LoafofSellotape · 01/07/2019 16:28

I’d say he has to have a plan (and you will support him investigating, but won’t do it for him). If he doesn’t have a plan then he can’t drop out

Most definitely!

Chamomileteaplease · 01/07/2019 17:42

IMO A levels are bloody hard and if you aren't motivated, just awful. I don't blame him for wanting to leave.

I echo the others saying look at apprenticeships and BTECs. If he looks at what is available and what the alternatives are it will either give him a good idea and plan or make him realise that he should stay put.

probstimeforanewname · 01/07/2019 17:48

I agree with previous posters - by all means research the alternatives and see if anything floats his boat but otherwise it's only another year or less of his life and A levels will open a few more doors than GCSEs do. There's no need to rush off to uni afterwards if he feels he's on a bit of a treadmill.

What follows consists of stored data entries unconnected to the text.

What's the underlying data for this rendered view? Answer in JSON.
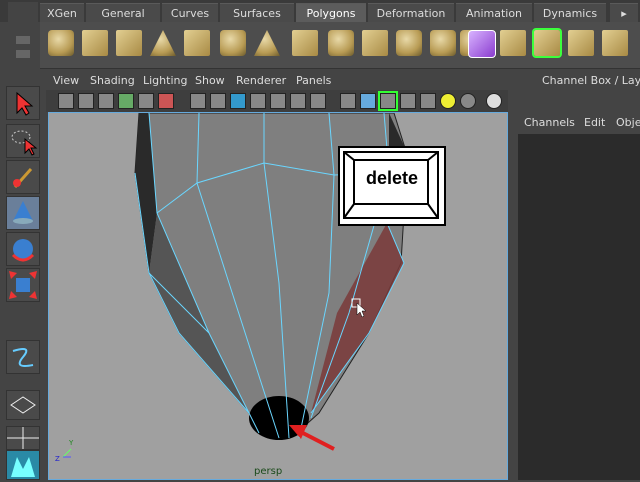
{
  "shelf": {
    "tabs": [
      "XGen",
      "General",
      "Curves",
      "Surfaces",
      "Polygons",
      "Deformation",
      "Animation",
      "Dynamics"
    ],
    "active_tab": "Polygons"
  },
  "viewport": {
    "menus": [
      "View",
      "Shading",
      "Lighting",
      "Show",
      "Renderer",
      "Panels"
    ],
    "camera_label": "persp",
    "axis_labels": [
      "Y",
      "Z"
    ],
    "bg_color": "#a0a0a0",
    "selection_color": "#6ad6ff"
  },
  "overlay": {
    "key_label": "delete"
  },
  "channel_box": {
    "title": "Channel Box / Layer E",
    "menus": [
      "Channels",
      "Edit",
      "Obje"
    ]
  },
  "colors": {
    "highlight_face": "#7a3a3a",
    "arrow": "#e02020"
  }
}
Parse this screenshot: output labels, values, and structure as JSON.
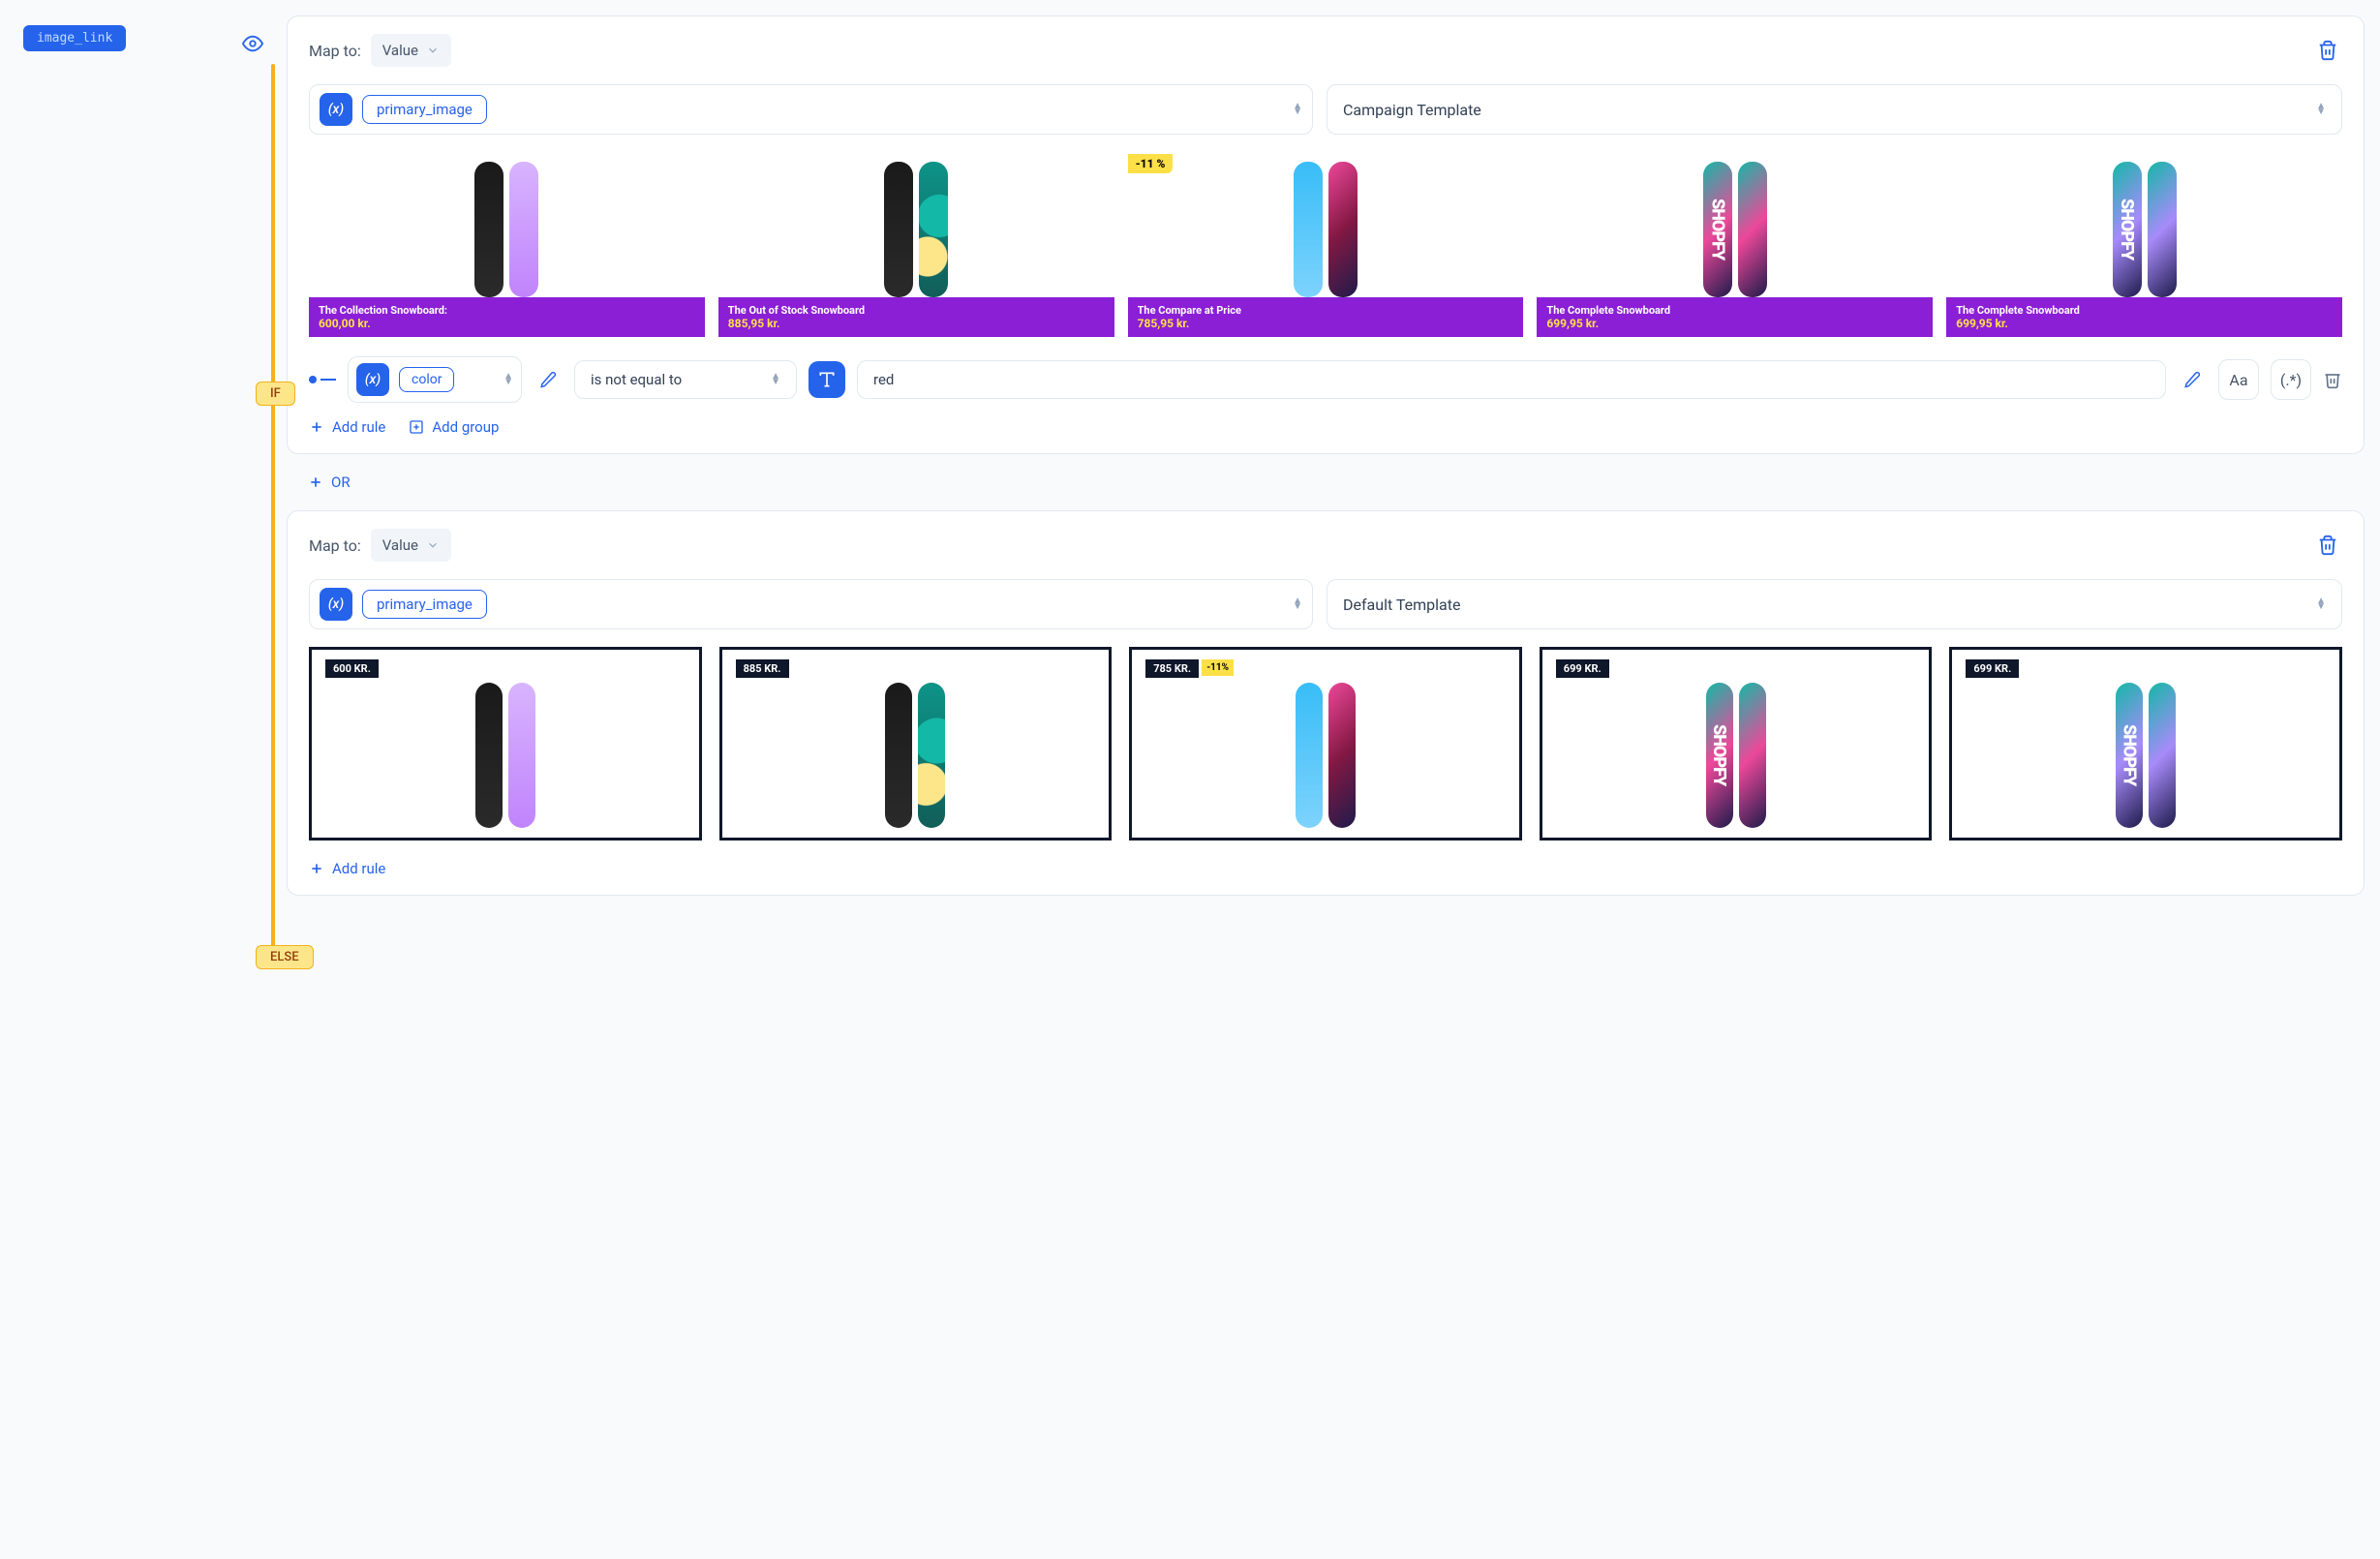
{
  "tag": "image_link",
  "if_label": "IF",
  "else_label": "ELSE",
  "or_label": "OR",
  "block1": {
    "map_to_label": "Map to:",
    "map_to_value": "Value",
    "field": "primary_image",
    "template": "Campaign Template",
    "products": [
      {
        "title": "The Collection Snowboard:",
        "price": "600,00 kr.",
        "discount": null
      },
      {
        "title": "The Out of Stock Snowboard",
        "price": "885,95 kr.",
        "discount": null
      },
      {
        "title": "The Compare at Price",
        "price": "785,95 kr.",
        "discount": "-11 %"
      },
      {
        "title": "The Complete Snowboard",
        "price": "699,95 kr.",
        "discount": null
      },
      {
        "title": "The Complete Snowboard",
        "price": "699,95 kr.",
        "discount": null
      }
    ],
    "rule": {
      "field": "color",
      "operator": "is not equal to",
      "value": "red",
      "case_btn": "Aa",
      "regex_btn": "(.*)"
    },
    "add_rule": "Add rule",
    "add_group": "Add group"
  },
  "block2": {
    "map_to_label": "Map to:",
    "map_to_value": "Value",
    "field": "primary_image",
    "template": "Default Template",
    "products": [
      {
        "price_badge": "600 KR.",
        "discount": null
      },
      {
        "price_badge": "885 KR.",
        "discount": null
      },
      {
        "price_badge": "785 KR.",
        "discount": "-11%"
      },
      {
        "price_badge": "699 KR.",
        "discount": null
      },
      {
        "price_badge": "699 KR.",
        "discount": null
      }
    ],
    "add_rule": "Add rule"
  }
}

user1486131602 · 01/07/2019 17:56

Mine was the same! I told him he could leave school once he had a job! I then took him to the local job centre and told him to find one. After that I had the lady in said JC to explain what the zero hour contract meant and what effect it would have on earning power etc. Once he found out he’d be earning about £2.50 on a zero week, and he didn’t fancy working in McD either, back to school work it was, just finished A levels with A* and B grades....off to uni this sept for another 2 years!
So much for I can’t be bothered to study!